What is innovation? How does one recognize it? Will I know it when I see it?
The term innovation means a new way of doing something. It may refer to incremental, radical, and revolutionary changes in thinking, products, processes, or organizations. A distinction is typically made between invention, an idea made manifest, and innovation, ideas applied successfully.
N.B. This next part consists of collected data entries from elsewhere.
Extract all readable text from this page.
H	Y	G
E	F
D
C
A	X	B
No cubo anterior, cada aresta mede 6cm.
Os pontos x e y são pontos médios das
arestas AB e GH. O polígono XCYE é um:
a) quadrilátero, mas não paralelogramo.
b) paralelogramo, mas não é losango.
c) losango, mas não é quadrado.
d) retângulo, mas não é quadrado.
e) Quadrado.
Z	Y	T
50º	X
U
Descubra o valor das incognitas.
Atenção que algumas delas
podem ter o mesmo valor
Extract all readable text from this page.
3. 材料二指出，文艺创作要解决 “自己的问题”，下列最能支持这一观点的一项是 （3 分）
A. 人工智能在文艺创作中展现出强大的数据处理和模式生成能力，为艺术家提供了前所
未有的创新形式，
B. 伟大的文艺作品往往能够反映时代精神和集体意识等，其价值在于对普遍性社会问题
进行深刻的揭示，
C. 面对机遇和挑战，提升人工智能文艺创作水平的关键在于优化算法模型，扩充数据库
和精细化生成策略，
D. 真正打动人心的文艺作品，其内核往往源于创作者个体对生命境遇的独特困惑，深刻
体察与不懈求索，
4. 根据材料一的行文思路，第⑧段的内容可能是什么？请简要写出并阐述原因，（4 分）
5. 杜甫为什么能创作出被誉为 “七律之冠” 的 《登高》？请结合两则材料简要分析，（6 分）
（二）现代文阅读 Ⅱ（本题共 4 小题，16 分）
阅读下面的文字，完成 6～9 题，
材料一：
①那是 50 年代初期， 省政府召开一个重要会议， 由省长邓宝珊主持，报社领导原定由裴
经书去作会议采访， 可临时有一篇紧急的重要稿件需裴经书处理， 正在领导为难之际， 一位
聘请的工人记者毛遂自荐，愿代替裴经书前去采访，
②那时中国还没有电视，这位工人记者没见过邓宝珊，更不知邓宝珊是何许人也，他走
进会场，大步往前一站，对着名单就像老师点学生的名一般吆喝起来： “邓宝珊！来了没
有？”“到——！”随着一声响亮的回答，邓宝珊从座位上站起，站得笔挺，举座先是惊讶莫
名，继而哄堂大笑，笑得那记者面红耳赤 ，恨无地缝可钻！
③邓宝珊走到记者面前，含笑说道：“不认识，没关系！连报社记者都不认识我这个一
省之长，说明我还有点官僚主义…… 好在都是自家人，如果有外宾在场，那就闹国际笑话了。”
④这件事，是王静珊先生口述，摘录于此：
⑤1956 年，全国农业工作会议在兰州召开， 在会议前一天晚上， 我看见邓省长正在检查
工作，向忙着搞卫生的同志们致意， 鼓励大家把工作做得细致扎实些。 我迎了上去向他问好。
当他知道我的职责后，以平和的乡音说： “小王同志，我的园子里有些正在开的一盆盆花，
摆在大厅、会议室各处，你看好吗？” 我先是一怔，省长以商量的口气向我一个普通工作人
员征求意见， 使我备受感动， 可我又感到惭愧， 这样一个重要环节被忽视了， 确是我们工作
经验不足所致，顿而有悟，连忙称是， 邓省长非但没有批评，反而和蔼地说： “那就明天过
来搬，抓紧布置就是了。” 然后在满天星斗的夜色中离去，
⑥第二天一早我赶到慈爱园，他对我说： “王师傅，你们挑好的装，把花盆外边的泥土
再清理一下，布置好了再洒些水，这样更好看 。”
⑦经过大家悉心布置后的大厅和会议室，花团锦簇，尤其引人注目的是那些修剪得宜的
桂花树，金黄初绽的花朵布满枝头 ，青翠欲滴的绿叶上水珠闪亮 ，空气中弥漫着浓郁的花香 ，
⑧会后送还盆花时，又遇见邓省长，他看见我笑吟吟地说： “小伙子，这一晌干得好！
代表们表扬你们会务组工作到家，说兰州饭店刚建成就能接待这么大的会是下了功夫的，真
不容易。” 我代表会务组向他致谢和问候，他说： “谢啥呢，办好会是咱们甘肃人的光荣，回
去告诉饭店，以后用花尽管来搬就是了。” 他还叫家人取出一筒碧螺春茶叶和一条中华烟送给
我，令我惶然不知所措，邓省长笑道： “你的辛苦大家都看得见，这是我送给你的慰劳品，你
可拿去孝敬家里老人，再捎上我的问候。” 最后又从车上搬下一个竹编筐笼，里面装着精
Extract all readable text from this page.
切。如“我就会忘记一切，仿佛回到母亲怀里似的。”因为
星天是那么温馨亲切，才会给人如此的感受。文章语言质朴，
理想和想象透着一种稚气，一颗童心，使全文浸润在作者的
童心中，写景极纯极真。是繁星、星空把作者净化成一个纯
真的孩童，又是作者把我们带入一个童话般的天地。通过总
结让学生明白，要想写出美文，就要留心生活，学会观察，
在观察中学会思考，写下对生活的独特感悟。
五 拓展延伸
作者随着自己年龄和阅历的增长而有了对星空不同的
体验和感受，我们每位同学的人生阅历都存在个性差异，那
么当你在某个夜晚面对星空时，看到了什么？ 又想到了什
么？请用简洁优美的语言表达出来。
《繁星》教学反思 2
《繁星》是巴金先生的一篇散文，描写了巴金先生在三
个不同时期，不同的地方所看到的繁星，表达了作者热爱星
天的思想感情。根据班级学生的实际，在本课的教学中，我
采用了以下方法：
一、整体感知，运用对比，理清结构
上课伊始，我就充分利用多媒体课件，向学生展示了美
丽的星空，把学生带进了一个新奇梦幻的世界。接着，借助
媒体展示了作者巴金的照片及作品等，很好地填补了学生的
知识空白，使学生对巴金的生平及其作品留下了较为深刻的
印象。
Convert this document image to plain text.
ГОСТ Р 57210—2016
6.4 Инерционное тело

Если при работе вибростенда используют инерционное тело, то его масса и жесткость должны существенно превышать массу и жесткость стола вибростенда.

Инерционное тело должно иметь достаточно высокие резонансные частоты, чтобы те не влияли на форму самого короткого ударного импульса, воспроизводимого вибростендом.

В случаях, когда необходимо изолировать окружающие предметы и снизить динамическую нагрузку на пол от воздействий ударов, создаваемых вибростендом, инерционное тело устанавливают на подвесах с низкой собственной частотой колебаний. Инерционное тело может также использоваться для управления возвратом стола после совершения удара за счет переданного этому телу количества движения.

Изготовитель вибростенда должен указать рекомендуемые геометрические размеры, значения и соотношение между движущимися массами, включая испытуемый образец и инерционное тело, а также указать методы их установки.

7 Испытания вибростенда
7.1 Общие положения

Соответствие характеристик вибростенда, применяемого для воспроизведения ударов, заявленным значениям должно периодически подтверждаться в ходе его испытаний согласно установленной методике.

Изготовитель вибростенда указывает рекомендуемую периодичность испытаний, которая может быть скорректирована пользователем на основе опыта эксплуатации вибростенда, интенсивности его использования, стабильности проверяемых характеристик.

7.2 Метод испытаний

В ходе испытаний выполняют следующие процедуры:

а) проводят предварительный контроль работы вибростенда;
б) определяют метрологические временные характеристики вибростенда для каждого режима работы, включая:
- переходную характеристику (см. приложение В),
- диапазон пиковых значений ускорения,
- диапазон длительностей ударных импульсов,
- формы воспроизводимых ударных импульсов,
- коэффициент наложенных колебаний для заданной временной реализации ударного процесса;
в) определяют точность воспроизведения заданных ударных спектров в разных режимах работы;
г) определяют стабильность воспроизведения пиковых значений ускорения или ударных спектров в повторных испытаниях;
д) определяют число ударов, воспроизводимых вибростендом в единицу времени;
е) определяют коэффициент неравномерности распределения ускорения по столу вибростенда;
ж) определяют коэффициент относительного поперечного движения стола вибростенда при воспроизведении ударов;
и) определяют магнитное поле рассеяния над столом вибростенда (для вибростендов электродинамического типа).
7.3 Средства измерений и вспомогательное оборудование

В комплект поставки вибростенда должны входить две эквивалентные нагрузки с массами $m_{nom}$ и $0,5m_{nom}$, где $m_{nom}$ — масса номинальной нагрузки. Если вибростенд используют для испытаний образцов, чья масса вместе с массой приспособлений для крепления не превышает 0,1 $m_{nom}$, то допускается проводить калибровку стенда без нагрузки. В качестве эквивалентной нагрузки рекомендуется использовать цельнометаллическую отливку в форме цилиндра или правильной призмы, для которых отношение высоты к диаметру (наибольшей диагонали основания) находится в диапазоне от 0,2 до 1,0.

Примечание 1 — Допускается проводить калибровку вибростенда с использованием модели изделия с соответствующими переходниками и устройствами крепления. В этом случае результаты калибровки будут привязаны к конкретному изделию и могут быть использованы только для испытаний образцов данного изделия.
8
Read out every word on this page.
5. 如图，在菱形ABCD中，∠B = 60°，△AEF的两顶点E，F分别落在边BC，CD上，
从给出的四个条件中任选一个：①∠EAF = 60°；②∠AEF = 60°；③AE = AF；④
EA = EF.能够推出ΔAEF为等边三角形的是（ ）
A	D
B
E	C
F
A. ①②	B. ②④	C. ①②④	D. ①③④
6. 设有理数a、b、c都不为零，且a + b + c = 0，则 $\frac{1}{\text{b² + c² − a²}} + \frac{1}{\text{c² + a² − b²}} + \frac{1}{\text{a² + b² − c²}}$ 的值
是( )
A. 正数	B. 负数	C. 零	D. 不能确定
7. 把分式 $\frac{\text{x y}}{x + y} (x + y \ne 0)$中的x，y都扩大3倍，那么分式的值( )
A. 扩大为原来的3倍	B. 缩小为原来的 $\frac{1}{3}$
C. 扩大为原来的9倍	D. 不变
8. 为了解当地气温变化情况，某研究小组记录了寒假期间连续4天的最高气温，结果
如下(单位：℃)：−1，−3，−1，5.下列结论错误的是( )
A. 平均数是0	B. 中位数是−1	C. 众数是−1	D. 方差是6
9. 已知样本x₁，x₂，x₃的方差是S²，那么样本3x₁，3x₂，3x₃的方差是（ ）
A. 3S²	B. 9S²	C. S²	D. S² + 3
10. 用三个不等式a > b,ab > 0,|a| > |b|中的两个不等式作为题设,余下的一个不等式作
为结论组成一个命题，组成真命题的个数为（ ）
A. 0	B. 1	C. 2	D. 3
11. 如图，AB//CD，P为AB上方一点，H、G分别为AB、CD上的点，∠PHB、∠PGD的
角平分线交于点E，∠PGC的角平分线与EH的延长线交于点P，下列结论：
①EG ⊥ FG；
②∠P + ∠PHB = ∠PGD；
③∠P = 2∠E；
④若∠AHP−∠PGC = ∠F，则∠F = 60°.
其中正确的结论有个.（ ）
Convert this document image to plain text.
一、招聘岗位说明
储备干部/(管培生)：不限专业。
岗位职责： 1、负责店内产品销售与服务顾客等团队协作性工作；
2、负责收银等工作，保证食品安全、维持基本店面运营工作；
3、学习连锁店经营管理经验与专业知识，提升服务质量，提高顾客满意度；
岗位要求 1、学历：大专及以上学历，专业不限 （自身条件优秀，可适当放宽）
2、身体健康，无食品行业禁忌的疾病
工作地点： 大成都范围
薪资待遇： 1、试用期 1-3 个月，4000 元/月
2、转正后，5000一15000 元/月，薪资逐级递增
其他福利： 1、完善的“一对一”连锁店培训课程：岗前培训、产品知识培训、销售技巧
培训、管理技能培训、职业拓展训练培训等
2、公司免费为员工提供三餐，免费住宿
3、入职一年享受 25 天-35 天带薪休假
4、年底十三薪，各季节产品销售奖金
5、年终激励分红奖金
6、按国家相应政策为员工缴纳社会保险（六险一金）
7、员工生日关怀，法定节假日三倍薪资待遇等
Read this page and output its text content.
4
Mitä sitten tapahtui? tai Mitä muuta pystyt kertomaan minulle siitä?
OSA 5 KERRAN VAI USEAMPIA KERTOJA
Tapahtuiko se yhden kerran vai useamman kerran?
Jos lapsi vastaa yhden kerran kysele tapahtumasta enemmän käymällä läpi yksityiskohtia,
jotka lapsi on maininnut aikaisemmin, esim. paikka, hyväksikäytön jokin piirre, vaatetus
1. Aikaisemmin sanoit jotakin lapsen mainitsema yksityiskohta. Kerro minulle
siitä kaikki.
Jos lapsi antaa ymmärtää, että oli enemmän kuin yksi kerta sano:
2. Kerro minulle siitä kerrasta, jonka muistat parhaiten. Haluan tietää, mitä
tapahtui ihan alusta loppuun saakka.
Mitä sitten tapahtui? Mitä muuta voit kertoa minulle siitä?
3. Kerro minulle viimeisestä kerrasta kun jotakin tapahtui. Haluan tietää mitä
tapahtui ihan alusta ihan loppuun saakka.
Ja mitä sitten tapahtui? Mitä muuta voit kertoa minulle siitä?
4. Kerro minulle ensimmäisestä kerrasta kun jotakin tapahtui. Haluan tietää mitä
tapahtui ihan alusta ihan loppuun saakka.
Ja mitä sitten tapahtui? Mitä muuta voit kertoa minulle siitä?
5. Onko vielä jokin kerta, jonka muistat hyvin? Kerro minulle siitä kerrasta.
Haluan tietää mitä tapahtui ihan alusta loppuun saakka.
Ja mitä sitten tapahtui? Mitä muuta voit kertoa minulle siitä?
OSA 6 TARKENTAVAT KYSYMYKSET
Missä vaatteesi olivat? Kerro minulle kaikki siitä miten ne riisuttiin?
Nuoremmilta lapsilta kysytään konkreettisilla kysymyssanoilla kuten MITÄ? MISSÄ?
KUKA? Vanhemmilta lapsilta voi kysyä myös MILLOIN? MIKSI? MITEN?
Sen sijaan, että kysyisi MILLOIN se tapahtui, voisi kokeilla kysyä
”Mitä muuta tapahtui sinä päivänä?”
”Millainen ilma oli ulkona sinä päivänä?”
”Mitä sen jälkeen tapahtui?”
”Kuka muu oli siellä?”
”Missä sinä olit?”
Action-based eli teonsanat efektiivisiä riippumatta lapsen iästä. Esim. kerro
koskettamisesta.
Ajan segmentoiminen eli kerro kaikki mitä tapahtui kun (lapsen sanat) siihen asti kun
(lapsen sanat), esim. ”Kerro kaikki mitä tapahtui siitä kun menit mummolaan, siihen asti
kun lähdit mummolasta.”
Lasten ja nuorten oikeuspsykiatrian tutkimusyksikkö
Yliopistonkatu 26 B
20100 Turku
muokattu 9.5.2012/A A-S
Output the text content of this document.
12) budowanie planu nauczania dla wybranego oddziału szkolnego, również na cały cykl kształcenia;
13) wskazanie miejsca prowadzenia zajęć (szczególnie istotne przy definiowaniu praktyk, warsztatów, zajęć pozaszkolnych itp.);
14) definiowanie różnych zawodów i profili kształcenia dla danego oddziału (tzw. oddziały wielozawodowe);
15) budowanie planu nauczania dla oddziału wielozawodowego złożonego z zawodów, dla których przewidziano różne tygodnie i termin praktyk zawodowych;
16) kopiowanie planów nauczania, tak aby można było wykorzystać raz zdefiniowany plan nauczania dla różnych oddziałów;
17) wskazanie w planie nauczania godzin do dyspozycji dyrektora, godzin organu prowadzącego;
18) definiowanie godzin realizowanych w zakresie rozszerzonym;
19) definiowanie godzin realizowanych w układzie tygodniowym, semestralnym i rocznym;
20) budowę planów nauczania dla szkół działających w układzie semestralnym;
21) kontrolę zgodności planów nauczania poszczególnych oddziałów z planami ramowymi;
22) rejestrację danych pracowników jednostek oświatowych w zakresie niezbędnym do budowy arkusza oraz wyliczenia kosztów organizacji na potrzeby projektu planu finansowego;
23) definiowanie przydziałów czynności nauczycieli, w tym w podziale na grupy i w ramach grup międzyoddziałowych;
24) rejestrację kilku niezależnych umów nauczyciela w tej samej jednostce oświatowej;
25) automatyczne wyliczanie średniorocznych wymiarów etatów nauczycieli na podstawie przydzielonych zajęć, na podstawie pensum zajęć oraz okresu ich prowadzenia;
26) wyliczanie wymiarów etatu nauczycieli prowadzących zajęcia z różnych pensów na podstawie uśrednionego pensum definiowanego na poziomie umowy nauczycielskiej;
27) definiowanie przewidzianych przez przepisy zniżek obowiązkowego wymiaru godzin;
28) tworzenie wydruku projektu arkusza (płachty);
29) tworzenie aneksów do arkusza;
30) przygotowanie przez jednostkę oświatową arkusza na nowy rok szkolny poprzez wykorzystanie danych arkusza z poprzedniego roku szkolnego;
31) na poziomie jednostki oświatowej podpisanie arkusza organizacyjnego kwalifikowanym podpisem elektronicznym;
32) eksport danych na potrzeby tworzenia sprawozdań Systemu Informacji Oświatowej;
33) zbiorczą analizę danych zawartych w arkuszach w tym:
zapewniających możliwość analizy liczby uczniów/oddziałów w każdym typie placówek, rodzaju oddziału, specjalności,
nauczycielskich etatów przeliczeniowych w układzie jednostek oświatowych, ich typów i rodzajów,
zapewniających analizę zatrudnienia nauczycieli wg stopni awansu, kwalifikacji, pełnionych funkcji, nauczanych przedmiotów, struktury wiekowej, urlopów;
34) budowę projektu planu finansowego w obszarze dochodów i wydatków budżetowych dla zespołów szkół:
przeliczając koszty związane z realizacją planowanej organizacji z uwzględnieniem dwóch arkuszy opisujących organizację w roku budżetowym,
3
Here’s a Booz, Allen & Hamilton book review of “The Knowledge-Creating Company: How Japanese Companies Create the Dynamics of Innovation” (Ikujiro Nonaka and Hirotaka Takeuchi, authors) that offers an interesting perspective:
The authors disapprove, for example, of the widespread American practice of benchmarking, in which companies keep a scorecard on their competitors’ business practices to stay a step or two ahead of them. This, the Japanese would say, leads to incremental improvement, not to true creativity or knowledge creation. In a Japanese company, knowledge is thought to be internally generated from basic principles laid out by top management, then improved on by brainstorming from within the ranks and finally some amount of feedback from external sources.
A U.S. use-case example of the above is the development of the 3M Post-it note:
The Minnesota Mining and Manufacturing Company…gives its researchers time to play around in the lab and then to “socialize” knowledge by using the office as a beta-testing site. Co-workers were skeptical when one researcher passed around his innovation, little pads of sticky-backed yellow paper. But the Post-it was the future, and it worked.
This line of reasoning resonates throughout Rob Hahn’s post insurgent marketing: as the main brand players in an industry focus on carpet bombing their competitors, insurgent type marketers exploit weaknesses. Similarly, Seth Godin touches on this concept when he references “heretical marketing.” Finally, Matthew Ferrara hits on this concept too.
Innovation cannot be trained, but it can be fostered in terms of firms encouraging the development of creative knowledge environments (the 3M example above is illustrative of this). What are you doing to foster innovation in your firm?